Bring in Da Noise, Bring in Da Funk: Loud Music Makes Zinc-Oxide Solar Cells Work Better

You may not be able to get mad at your neighbor for blasting loud music anymore. At least not if that music is aimed at making the solar cells on his roof work more efficiently. According to an article reported by science writer Ceri Perkins on, researchers in the UK have discovered that blasting music at zinc-oxide solar cells makes them perform up to 50% better. The researchers said pop and rock music works better than classical music, but they suggested that any noise with a broad range of frequencies would produce similar effects. The discovery might be exploited by placing the devices on top of buses, air-conditioning units and in other noisy spots.
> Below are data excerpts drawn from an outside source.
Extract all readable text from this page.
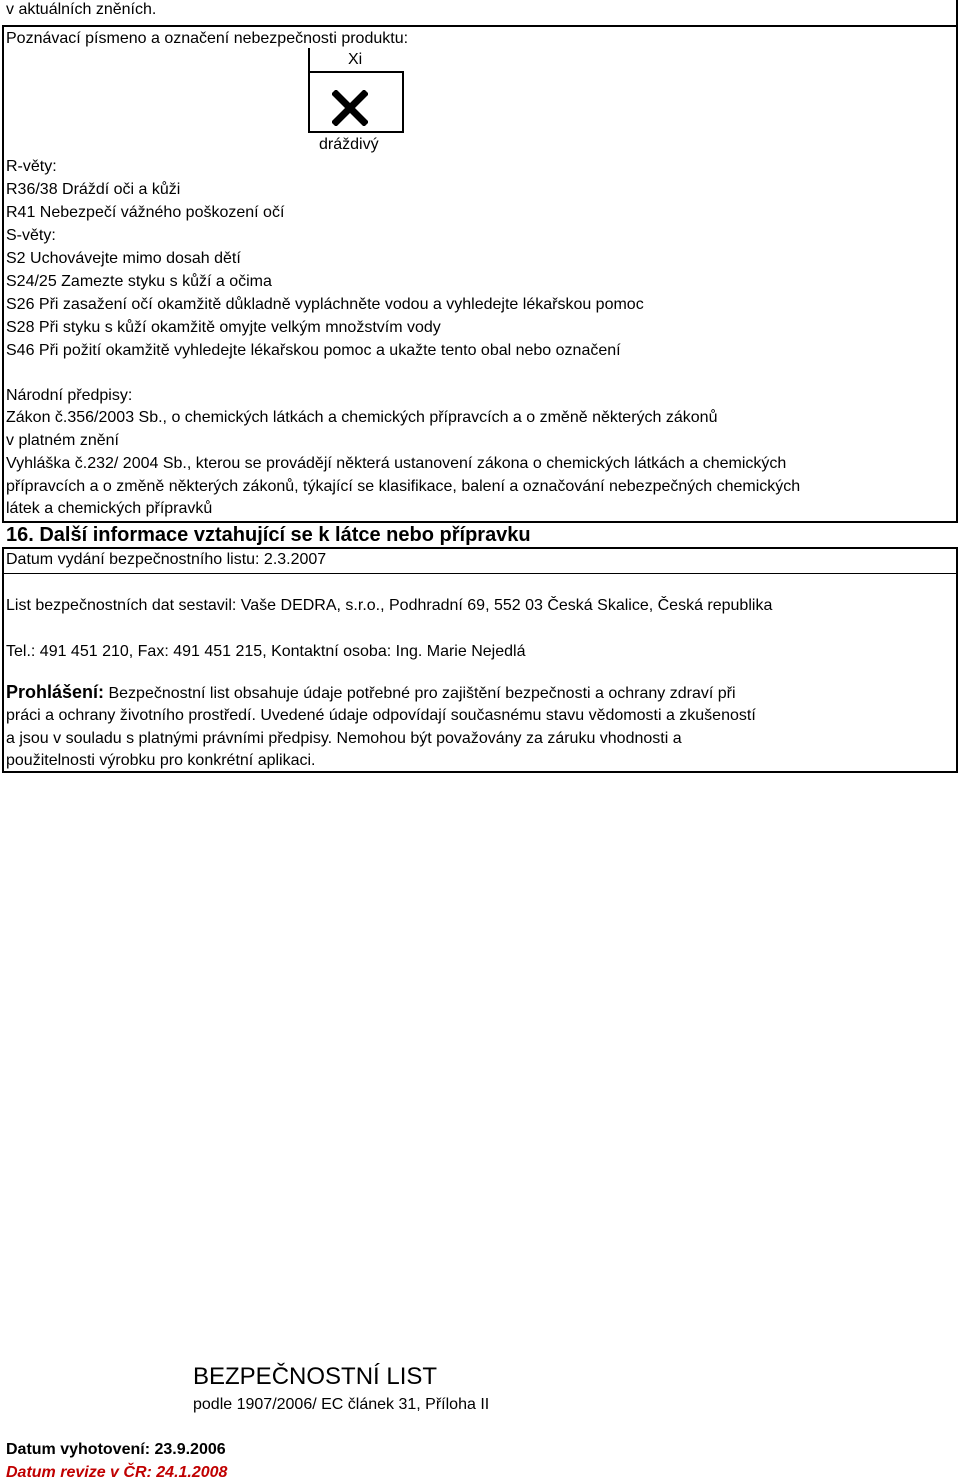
v aktuálních zněních.
Poznávací písmeno a označení nebezpečnosti produktu:
Xi
dráždivý
R-věty:
R36/38 Dráždí oči a kůži
R41 Nebezpečí vážného poškození očí
S-věty:
S2 Uchovávejte mimo dosah dětí
S24/25 Zamezte styku s kůží a očima
S26 Při zasažení očí okamžitě důkladně vypláchněte vodou a vyhledejte lékařskou pomoc
S28 Při styku s kůží okamžitě omyjte velkým množstvím vody
S46 Při požití okamžitě vyhledejte lékařskou pomoc a ukažte tento obal nebo označení
Národní předpisy:
Zákon č.356/2003 Sb., o chemických látkách a chemických přípravcích a o změně některých zákonů
v platném znění
Vyhláška č.232/ 2004 Sb., kterou se provádějí některá ustanovení zákona o chemických látkách a chemických
přípravcích a o změně některých zákonů, týkající se klasifikace, balení a označování nebezpečných chemických
látek a chemických přípravků
16. Další informace vztahující se k látce nebo přípravku
Datum vydání bezpečnostního listu: 2.3.2007
List bezpečnostních dat sestavil: Vaše DEDRA, s.r.o., Podhradní 69, 552 03 Česká Skalice, Česká republika
Tel.: 491 451 210, Fax: 491 451 215, Kontaktní osoba: Ing. Marie Nejedlá
Prohlášení: Bezpečnostní list obsahuje údaje potřebné pro zajištění bezpečnosti a ochrany zdraví při
práci a ochrany životního prostředí. Uvedené údaje odpovídají současnému stavu vědomosti a zkušeností
a jsou v souladu s platnými právními předpisy. Nemohou být považovány za záruku vhodnosti a
použitelnosti výrobku pro konkrétní aplikaci.
BEZPEČNOSTNÍ LIST
podle 1907/2006/ EC článek 31, Příloha II
Datum vyhotovení: 23.9.2006
Datum revize v ČR: 24.1.2008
Zinc oxide is a piezoelectronic substance (piezo comes from the Greek "to squeeze"), meaning that when it is subject to mechanical strain, the symmetry of its component crystals is distorted and a polarization charge appears. Nanomaterials expert Steve Dunn of Queen Mary University of London and Imperial College photochemist James Durrant hypothesized that by using acoustic vibrations, they could induce tiny piezoelectric currents in zinc-oxide nanorods, and boost the cells’ electricity output. To test their idea, the researchers used computer speakers to play the music from their mobile phones and individual frequencies from a signal generator at volumes of about 75 dB—equivalent to a lively office.

They found that the device was 40–50% more efficient when particular types of music were played. “It quite liked Adele and AC/DC,” said Dunn, “but then Safa [Shoaee] played some Persian funk at it and it was really loving that!”

The researchers suggested that a similarly broad range of frequencies arise from many types of everyday noise, making their devices eventually feasible for use on laptops, public transport and near airports. But even with the 50% increase in efficiency, zinc-oxide cells only achieve 1.8% power-conversion efficiency and lag way behind crystalline silicon’s 10–20% standard.

The team’s research is published in Advanced Materials.